Dr Karen Bauer (PhD, Princeton) is an Associate Professor in the Qur’anic Studies Unit at the IIS. Dr Bauer’s research centres on the Qur'an and its reception history, the history of emotions in Islam, and gender in Islamic history and thought. Dr Bauer is currently pursuing a cultural history approach to the Qur’an.

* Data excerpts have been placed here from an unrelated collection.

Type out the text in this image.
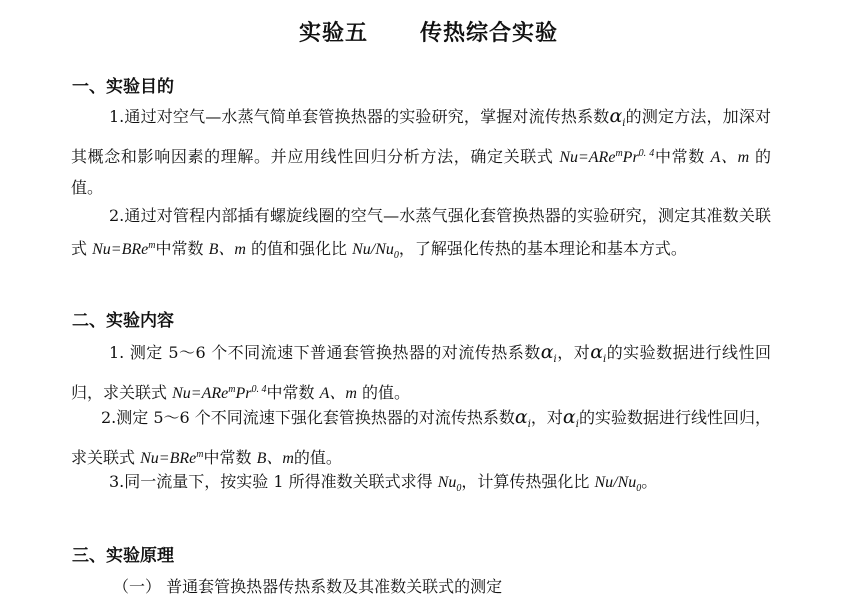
实验五 传热综合实验
一、实验目的
1.通过对空气—水蒸气简单套管换热器的实验研究，掌握对流传热系数$\alpha_i$的测定方法，加深对其概念和影响因素的理解。并应用线性回归分析方法，确定关联式 $Nu=ARe^mPr^{0. 4}$中常数 A、m 的值。
2.通过对管程内部插有螺旋线圈的空气—水蒸气强化套管换热器的实验研究，测定其准数关联式 Nu=BRe$^m$中常数 B、m 的值和强化比 $Nu/Nu_0$，了解强化传热的基本理论和基本方式。
二、实验内容
1. 测定 5～6 个不同流速下普通套管换热器的对流传热系数$\alpha_i$，对$\alpha_i$的实验数据进行线性回归，求关联式 $Nu=ARe^mPr^{0. 4}$中常数 A、m 的值。
2.测定 5～6 个不同流速下强化套管换热器的对流传热系数$\alpha_i$，对$\alpha_i$的实验数据进行线性回归，求关联式 Nu=BRe$^m$中常数 B、m的值。
3.同一流量下，按实验 1 所得准数关联式求得 $Nu_0$，计算传热强化比 $Nu/Nu_0$。
三、实验原理
（一） 普通套管换热器传热系数及其准数关联式的测定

Dr. Bauer’s most recent book, Women, Households, and the Hereafter in the Qur’an: a Patronage of Piety (with Feras Hamza; Oxford University Press, 2023), applies a historical-critical method to the study of women in the Qur’an. It highlights the importance of the late antique social structures of households and patronage for the Qur’an's moral worldview. This book also shows how Qur’anic doctrine on women and sexual morality was central to the identity of the emergent Muslim community. Her other publications include: An Anthology of Qur’anic Commentaries, Volume 2: On Women (ed. with Feras Hamza, Oxford University Press/IIS, 2021), which comprises annotated translations of Qur’anic commentaries and extensive introductory materials, including a chapter on women in the Qur'an; Gender Hierarchy in the Qur’an: Medieval Interpretations, Modern Responses (Cambridge University Press, 2015), which traces the history of Qur'anic interpretation (tafsir) through interpretations of verses on women; and Aims, Methods, and Contexts of Qur’anic Exegesis (2nd/8th - 9th/15th centuries) (ed., Oxford University Press, 2013).

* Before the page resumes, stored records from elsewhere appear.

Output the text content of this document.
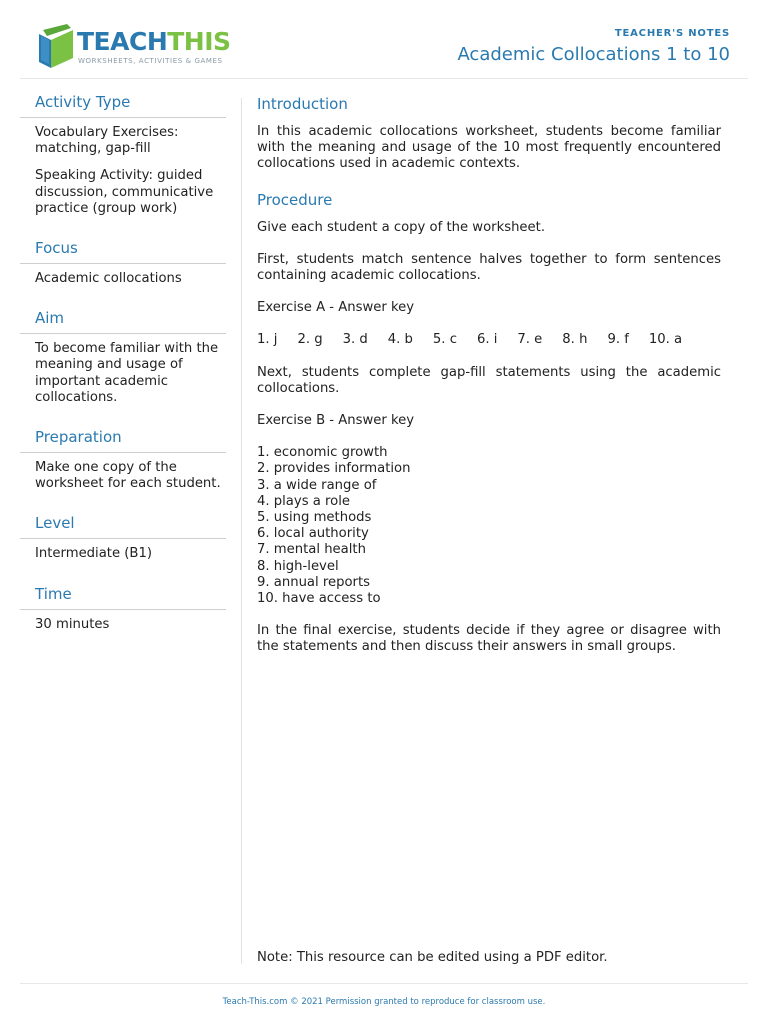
TEACHTHIS
WORKSHEETS, ACTIVITIES & GAMES
TEACHER'S NOTES
Academic Collocations 1 to 10
Activity Type

Vocabulary Exercises: matching, gap-fill

Speaking Activity: guided discussion, communicative practice (group work)

Focus
Academic collocations
Aim
To become familiar with the meaning and usage of important academic collocations.
Preparation
Make one copy of the worksheet for each student.
Level
Intermediate (B1)
Time
30 minutes
Introduction

In this academic collocations worksheet, students become familiar with the meaning and usage of the 10 most frequently encountered collocations used in academic contexts.

Procedure

Give each student a copy of the worksheet.

First, students match sentence halves together to form sentences containing academic collocations.

Exercise A - Answer key

1. j 2. g 3. d 4. b 5. c 6. i 7. e 8. h 9. f 10. a

Next, students complete gap-fill statements using the academic collocations.

Exercise B - Answer key

1. economic growth
2. provides information
3. a wide range of
4. plays a role
5. using methods
6. local authority
7. mental health
8. high-level
9. annual reports
10. have access to

In the final exercise, students decide if they agree or disagree with the statements and then discuss their answers in small groups.

Note: This resource can be edited using a PDF editor.
Teach-This.com © 2021 Permission granted to reproduce for classroom use.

She has published articles on subjects as diverse as emotion and emotional rhetoric in the Qur'an, women’s right to be judges in Islamic law, and the audiences of tafsir. Dr Bauer is an active member of the International Qur’anic Studies Association (IQSA) and is co-series editor, along with Joseph Lowry and Shawkat Toorawa, of the book series ISIQ (IQSA studies in the Qur’an), published by De Gruyter. She is on the team of the KITAB project at the Aga Khan University Institute for the Study of Muslim Civilisations.